İlk oyunun sonunda G-Man tarafından işe alınan Gordon, olaylardan 20 sene sonra Şehir 17'de kendini bir trende uyanmış şekilde buluyor. Black Mesa kazasından sonra yarıkların kapatılamaması nedeniyle dünyaya uzaylı bir ırk hakim olmuş ve insanlar köleleştirilmişti. Bunun üzerine G-Man'in işverenleri birtakım isteklerde bulundular. Gordon, insanların isyanına öncülük etmek üzere bulunduğu zaman boşluğundan çıkarıldı. Böylece oyunumuz başlamış oldu.
Zaten bahsetmiştik ama ben tekrar üstünde durmak istiyorum. 2004 yılı teknolojik olarak dünyada fırlama yapılan bir yıldı. 2004 yılına göre baktığımızda Half-Life 2'nin grafikleri gerçekten kafaları patlatan derecede iyi grafiklerdi. Günümüze kıyasla çıkan birçok oyundan da hala daha iyi grafiklere sahip olduğunu söylesek yanlış olmaz :D.
Bu iyi grafiklerin yanına Source oyun motorunun gerçekçiliği ve detaycılığı eklenince Half-Life 2 klasik bir FPS oyunu olmaktan daha fazlası oluyor. Birçok eşyayla etkileşime geçebilmemiz, eşyaların patlaması, uçması, ölen karakter modellerinin hazır animasyonla ölmesi yerine, olduğu yere yığılması gibi etkenler aslında oynadığımız kurgu dünyasına adapte olmamıza büyük katkılarda bulunuyor.

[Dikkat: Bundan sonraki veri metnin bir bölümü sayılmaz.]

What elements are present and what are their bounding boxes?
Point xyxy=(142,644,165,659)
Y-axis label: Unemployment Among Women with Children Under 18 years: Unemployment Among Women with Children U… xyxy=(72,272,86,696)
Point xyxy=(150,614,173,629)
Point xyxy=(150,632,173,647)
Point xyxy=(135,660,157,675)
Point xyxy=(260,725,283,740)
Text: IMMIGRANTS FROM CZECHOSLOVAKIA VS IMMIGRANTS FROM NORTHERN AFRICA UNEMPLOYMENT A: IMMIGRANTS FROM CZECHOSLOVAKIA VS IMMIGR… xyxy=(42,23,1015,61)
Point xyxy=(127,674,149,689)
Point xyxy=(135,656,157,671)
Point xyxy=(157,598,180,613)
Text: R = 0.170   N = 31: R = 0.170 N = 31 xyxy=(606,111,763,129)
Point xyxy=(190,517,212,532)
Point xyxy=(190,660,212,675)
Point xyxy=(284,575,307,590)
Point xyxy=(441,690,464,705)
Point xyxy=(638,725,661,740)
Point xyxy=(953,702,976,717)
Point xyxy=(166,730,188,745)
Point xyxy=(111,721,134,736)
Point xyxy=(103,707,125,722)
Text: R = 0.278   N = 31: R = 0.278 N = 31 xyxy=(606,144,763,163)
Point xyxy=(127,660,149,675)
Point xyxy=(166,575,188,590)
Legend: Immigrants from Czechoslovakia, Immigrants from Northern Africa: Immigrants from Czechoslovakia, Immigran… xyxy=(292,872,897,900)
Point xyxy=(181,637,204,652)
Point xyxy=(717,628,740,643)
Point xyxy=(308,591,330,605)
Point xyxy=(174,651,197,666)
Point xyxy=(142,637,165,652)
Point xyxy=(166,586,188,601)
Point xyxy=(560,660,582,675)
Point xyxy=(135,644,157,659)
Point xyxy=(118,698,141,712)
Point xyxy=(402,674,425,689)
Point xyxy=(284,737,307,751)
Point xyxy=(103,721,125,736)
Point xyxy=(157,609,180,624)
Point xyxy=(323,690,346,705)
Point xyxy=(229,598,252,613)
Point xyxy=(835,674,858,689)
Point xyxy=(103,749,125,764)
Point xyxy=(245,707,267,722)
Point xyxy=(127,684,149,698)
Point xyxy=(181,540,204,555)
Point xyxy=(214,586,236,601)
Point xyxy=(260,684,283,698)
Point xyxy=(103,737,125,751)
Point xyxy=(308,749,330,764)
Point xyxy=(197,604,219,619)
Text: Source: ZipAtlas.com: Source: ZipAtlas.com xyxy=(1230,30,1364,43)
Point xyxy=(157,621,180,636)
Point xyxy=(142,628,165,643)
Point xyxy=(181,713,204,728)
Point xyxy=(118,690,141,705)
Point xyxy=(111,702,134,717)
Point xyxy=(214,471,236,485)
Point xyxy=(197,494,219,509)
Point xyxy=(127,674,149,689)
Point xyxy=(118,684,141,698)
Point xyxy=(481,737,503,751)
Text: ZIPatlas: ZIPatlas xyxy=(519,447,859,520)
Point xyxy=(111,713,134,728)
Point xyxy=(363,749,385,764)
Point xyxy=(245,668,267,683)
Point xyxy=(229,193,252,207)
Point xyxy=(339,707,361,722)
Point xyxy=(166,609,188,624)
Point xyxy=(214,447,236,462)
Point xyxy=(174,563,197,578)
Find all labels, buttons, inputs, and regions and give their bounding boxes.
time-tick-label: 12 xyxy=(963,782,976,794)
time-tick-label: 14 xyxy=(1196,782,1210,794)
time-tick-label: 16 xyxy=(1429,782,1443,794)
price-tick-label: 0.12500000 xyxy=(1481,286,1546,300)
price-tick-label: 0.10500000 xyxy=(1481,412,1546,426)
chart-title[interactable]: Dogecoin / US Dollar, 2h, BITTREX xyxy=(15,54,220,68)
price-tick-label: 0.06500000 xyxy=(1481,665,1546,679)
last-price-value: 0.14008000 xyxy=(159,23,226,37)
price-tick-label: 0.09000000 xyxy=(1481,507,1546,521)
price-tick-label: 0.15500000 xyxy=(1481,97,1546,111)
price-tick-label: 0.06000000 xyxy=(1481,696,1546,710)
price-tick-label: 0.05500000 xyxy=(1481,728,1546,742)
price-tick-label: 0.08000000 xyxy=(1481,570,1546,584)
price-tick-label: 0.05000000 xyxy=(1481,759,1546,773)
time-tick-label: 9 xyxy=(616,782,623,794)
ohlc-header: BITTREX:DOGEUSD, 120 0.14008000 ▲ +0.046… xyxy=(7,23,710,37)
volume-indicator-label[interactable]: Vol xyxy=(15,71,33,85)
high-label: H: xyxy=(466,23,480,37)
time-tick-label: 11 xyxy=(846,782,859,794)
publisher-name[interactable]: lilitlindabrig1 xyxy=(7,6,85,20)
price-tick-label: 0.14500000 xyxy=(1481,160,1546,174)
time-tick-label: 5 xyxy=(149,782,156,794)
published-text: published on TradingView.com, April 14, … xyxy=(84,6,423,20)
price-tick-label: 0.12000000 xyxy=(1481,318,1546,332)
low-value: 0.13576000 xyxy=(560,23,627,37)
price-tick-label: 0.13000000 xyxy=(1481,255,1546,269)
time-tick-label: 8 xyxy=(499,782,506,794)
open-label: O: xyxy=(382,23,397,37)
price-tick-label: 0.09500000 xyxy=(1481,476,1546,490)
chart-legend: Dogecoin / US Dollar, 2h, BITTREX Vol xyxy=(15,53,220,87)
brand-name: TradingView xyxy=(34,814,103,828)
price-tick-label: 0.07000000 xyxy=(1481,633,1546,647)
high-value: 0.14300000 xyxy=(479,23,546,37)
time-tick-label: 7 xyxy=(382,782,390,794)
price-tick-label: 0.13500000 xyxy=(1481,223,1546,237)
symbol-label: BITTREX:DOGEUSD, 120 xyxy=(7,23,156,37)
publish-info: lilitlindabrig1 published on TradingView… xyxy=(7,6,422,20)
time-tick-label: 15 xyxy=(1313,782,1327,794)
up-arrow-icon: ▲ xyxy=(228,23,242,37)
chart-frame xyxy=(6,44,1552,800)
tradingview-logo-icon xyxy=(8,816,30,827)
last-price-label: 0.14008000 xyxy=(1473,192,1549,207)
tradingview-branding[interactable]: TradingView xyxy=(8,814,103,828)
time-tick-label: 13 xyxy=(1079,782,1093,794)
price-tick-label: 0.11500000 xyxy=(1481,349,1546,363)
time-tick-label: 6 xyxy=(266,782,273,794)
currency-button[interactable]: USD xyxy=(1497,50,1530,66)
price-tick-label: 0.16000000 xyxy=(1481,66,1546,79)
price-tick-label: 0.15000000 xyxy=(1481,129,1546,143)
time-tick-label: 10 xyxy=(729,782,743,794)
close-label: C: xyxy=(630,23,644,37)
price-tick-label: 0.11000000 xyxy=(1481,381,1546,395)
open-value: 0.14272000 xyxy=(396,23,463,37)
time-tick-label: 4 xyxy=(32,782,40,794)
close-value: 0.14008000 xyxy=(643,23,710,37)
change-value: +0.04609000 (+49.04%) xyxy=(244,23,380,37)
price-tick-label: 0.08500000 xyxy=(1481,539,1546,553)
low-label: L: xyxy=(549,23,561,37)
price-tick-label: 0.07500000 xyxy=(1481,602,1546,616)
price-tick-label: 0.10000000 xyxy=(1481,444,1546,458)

Oyunun soundtrack listesi de keşfedilmemiş bir kripto para gibi değerli diyebilirim. Valve gerçekten oyun işine girmeden önce müzikle mi uğraşıyordu bilmiyorum ama yaptıkları veya yapımına yardımcı oldukları bütün oyunlardaki müziklerin mükemmel olmasının başka açıklaması da olduğunu düşünmüyorum. Zaten mükemmel bölümlere sahip olan oyunun da tam etkileyici noktalarında böyle vurucu müziklerin girmesi oyunu gerçekten efektif kılıyor.
Oyunda değişen bölümlere göre gelen yenilikler ya da değişen atmosferden bahsetmiştim. Biraz örnekler vermek gerekirse Ravenholm bölümü oyunun en gergin, en korkutucu ve en karanlık atmosferine sahipken, otoyol bölümlerinde denize karşı güzel manzaralar varken, aynı zamanda kumlara basmamamız gerektiğinin aklımızda bulunması da sırf o bölüme has olması gibi gibi değişiklikler içeriyor. Farklı aletler, araçlar kullanırken bazı bölümlerde bulmaca çözmemiz, Half-Life'ın kesinlikle dümdüz bir FPS oyunu olmadığının en büyük kanıtıdır.
Valve'ın iki demirbaşından ikincisini ve dünyada en çok en ses getiren oyunlardan olan Half-Life 2'yide incelemiş olduk. Bu yazının incelemeden daha çok tekrardan bir hatırlatma tadında olmasını istedim. Üstelik hala daha oynamamış şanssız arkadaşlar varsa da umarım teşvik olmuştur. Tüm Mecmua okurlarına iyi günler dilerim!